A large incidental adrenal mass – does size matter?
PC Eng, E Mills, J Webster, N Duncan, E Hui, Northwick Park Hospital, London North West Healthcare NHS Trust.
Introduction: The presentation of an incidentally found adrenal mass has become increasingly common due to advances in imaging techniques and may potentially raise concerns to patients. The size of the incidentaloma is one of the criteria for surgical consideration after hormonal evaluation. Masses larger than 4 cm in diameter without a clear-cut diagnosis has been recommended for consideration of adrenalectomy. The cutoff of 4 cm was associated with a 93% sensitivity and a 24% specificity for distinguishing between a malignant tumour and benign lesion. However, an estimated 8 to 15% of the resected adrenocortical carcinoma (ACC) has a size of less than 5 cm and some benign lesions can be exceptionally large.
Case: We report a case of a 65-year-old man, with a past medical history of type 2 diabetes and presumed nephropathy. He underwent a MRA to exclude renal artery stenosis and was found to have an incidental right supra-renal mass measuring 7.5 x 7.5 cm in size. An enhanced CT chest/abdomen/pelvis was performed for further evaluation. It showed a well-circumscribed lipomatous mass and the appearance was consistent with an adrenal myelolipoma.
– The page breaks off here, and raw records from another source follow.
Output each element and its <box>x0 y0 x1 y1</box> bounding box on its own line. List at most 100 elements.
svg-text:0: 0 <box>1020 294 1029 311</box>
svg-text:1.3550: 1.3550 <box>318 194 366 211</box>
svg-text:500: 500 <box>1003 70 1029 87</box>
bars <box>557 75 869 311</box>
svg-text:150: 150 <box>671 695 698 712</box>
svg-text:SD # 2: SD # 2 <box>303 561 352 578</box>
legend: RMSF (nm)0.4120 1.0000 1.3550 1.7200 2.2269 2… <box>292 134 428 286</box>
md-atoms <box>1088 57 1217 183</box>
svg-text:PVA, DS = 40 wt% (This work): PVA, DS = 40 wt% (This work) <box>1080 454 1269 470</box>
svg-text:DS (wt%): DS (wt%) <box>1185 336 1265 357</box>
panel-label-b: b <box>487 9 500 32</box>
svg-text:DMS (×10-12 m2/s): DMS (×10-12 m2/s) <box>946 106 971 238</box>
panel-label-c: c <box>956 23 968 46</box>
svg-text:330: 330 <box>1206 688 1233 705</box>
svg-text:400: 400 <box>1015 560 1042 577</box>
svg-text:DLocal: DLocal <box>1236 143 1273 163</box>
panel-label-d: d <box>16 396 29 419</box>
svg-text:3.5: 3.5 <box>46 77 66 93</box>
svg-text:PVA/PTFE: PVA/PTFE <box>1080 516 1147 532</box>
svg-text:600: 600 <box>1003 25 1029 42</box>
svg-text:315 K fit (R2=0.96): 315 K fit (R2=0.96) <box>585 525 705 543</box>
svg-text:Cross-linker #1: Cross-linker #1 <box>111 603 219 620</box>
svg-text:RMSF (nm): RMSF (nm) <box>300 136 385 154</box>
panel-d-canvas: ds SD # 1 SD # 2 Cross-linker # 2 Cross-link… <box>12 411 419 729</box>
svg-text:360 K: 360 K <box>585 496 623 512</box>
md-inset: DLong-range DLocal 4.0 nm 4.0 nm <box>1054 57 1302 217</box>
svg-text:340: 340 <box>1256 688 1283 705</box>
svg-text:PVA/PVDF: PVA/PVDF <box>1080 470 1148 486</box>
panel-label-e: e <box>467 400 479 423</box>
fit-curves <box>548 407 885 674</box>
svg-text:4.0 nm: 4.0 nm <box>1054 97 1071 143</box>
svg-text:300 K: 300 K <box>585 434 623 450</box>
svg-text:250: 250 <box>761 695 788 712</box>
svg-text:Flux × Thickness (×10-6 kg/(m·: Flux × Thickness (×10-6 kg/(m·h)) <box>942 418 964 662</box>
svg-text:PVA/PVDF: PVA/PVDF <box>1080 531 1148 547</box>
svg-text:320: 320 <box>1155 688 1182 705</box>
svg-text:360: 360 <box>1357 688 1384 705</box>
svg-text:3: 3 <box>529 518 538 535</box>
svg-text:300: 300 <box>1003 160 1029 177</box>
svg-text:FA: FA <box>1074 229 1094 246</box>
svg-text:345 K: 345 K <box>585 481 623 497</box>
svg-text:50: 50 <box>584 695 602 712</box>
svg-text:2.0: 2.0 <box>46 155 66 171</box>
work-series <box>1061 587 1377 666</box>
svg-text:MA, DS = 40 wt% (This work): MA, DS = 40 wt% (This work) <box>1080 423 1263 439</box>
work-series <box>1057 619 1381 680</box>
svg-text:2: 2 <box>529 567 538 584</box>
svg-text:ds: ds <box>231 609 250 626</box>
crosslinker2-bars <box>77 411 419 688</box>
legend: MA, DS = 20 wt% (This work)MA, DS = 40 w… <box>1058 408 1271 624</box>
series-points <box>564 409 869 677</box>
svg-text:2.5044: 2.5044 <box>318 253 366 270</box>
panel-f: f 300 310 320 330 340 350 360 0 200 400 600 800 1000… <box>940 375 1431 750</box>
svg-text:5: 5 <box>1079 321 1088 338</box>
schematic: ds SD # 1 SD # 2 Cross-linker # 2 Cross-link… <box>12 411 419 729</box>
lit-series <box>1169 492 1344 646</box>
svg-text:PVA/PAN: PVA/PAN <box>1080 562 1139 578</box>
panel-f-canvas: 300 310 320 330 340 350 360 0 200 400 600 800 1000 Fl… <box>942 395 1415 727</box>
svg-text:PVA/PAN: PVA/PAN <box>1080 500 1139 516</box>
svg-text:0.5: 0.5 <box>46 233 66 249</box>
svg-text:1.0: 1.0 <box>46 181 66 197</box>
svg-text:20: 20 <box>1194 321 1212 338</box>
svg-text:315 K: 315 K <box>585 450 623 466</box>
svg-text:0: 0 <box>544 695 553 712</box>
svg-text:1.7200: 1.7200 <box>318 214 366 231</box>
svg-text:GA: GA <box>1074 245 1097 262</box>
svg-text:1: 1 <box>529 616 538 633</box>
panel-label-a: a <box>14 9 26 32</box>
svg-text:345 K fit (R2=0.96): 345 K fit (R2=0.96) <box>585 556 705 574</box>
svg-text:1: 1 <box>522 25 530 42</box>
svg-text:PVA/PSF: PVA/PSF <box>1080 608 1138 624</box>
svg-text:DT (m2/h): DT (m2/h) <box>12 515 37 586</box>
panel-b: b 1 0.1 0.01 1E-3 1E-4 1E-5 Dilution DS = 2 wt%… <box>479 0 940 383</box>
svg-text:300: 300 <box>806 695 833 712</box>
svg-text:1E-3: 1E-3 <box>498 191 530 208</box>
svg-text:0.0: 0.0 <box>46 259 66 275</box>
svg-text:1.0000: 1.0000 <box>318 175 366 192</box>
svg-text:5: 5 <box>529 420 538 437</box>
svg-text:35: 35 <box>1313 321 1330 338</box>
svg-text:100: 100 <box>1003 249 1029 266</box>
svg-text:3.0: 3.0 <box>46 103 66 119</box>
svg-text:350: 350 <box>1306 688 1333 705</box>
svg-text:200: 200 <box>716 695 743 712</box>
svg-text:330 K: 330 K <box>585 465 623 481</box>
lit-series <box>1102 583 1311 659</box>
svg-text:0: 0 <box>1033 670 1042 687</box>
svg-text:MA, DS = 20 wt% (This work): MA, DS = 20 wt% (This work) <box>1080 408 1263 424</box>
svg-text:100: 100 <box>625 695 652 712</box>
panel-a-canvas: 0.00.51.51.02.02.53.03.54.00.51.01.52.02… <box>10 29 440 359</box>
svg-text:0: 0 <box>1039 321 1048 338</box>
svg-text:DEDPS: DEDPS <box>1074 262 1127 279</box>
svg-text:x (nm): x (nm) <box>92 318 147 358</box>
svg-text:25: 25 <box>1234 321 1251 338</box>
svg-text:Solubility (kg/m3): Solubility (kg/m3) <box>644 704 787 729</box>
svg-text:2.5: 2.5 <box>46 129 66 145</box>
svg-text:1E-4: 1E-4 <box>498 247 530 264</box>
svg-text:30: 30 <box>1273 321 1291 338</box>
Biochemical investigations suggested that the mass was non-secretory. These included a normal 24-hour urinary cortisol (34 nmol/24 hrs, NR 1-124 nmol//24 hrs, urine volume 2L/24hr), a suppressible morning cortisol of 49 nmol/L (NR < 50 nmol/L) following a 1-mg overnight dexamethasone suppression test, normal 24-hour urinary catecholamines, a aldosterone to renin ratio of 44 (<800 Conn’s unlikely). He was asymptomatic and did not have features of Cushing Syndrome. Despite a benign radiological appearance, he was referred to urology due to the large size of the mass. Following a review in the Urology MDT meeting, the options of adrenalectomy versus conservative management were discussed with the patient, who opted for surgery. He underwent an elective laparoscopic right adrenalectomy. The histology confirmed an adrenal myelolipoma and he made a good recovery.
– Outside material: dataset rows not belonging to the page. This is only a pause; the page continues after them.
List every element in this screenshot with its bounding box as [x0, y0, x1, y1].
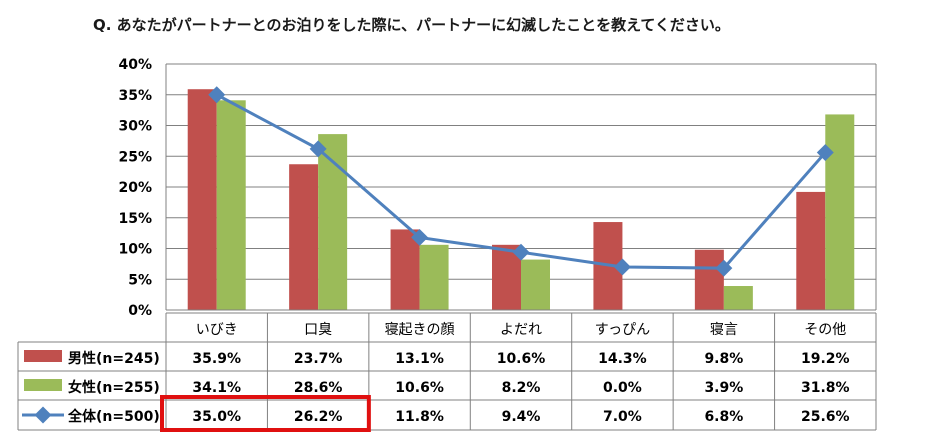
- legend-label: 女性(n=255): [68, 379, 160, 396]
- category-label: よだれ: [500, 322, 542, 338]
- data-label: 23.7%: [294, 351, 343, 367]
- bar-male: [390, 229, 420, 310]
- y-tick-label: 40%: [118, 57, 152, 73]
- chart-title: Q. あなたがパートナーとのお泊りをした際に、パートナーに幻滅したことを教えてく…: [93, 16, 730, 34]
- bar-female: [825, 114, 855, 311]
- axis-layer: 0% 5% 10% 15% 20% 25% 30% 35% 40%: [118, 57, 877, 319]
- data-label: 8.2%: [502, 380, 541, 396]
- legend-label: 男性(n=245): [68, 350, 160, 367]
- grid-layer: [166, 63, 876, 280]
- point-total: [208, 86, 226, 104]
- y-tick-label: 25%: [118, 149, 152, 165]
- data-label: 3.9%: [704, 380, 743, 396]
- y-tick-label: 15%: [118, 211, 152, 227]
- point-total: [715, 259, 733, 277]
- highlight-box: [160, 395, 371, 432]
- y-tick-label: 10%: [118, 242, 152, 258]
- y-tick-label: 20%: [118, 180, 152, 196]
- data-label: 10.6%: [395, 380, 444, 396]
- data-label: 19.2%: [801, 351, 850, 367]
- data-label: 0.0%: [603, 380, 642, 396]
- data-label: 9.4%: [502, 409, 541, 425]
- y-tick-label: 0%: [128, 303, 152, 319]
- y-tick-label: 5%: [128, 272, 152, 288]
- bar-male: [796, 191, 826, 310]
- point-total: [512, 243, 530, 261]
- y-tick-label: 30%: [118, 119, 152, 135]
- data-label: 6.8%: [704, 409, 743, 425]
- bar-male: [289, 164, 319, 310]
- point-total: [411, 228, 429, 246]
- bar-male: [187, 89, 217, 310]
- point-total: [613, 258, 631, 276]
- bar-female: [521, 259, 550, 310]
- category-label: 寝言: [710, 321, 738, 338]
- category-label: その他: [804, 322, 846, 338]
- data-label: 7.0%: [603, 409, 642, 425]
- data-label: 28.6%: [294, 380, 343, 396]
- legend-key: [24, 379, 62, 391]
- category-label: いびき: [196, 322, 238, 338]
- data-label: 26.2%: [294, 409, 343, 425]
- bar-female: [216, 100, 246, 310]
- point-total: [309, 140, 327, 158]
- data-label: 10.6%: [497, 351, 546, 367]
- category-label: 寝起きの顔: [385, 321, 455, 338]
- bar-female: [723, 286, 753, 310]
- y-tick-label: 35%: [118, 88, 152, 104]
- data-label: 31.8%: [801, 380, 850, 396]
- data-label: 14.3%: [598, 351, 647, 367]
- data-label: 13.1%: [395, 351, 444, 367]
- line-layer: [208, 86, 834, 277]
- category-label: すっぴん: [595, 322, 650, 338]
- category-label: 口臭: [304, 322, 332, 338]
- legend-label: 全体(n=500): [67, 408, 160, 425]
- legend-key: [24, 350, 62, 362]
- data-label: 35.9%: [192, 351, 241, 367]
- bar-male: [694, 249, 724, 310]
- point-total: [816, 144, 834, 162]
- legend-key-marker: [34, 406, 52, 424]
- data-label: 34.1%: [192, 380, 241, 396]
- bar-female: [419, 244, 449, 310]
- data-label: 25.6%: [801, 409, 850, 425]
- data-label: 9.8%: [704, 351, 743, 367]
- data-label: 35.0%: [192, 409, 241, 425]
- data-label: 11.8%: [395, 409, 444, 425]
- bars-layer: [187, 89, 855, 311]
Conclusion: ACC prevalence accounted for 2% of lesions < 4cm, 6% of lesions from 4.1 to 6 cm, and 25% of lesions > 6cm. However, adrenal size alone is not sufficient to distinguish between benign and malignancy. Clinical, biochemical, and radiological evaluation of an incidental adrenal mass should be taken into account. Though conservative management is a reasonable option for benign adrenal lesions, some larger lesions may rupture or cause compressive symptoms on surrounding structures; hence surgical consideration for such patient is essential.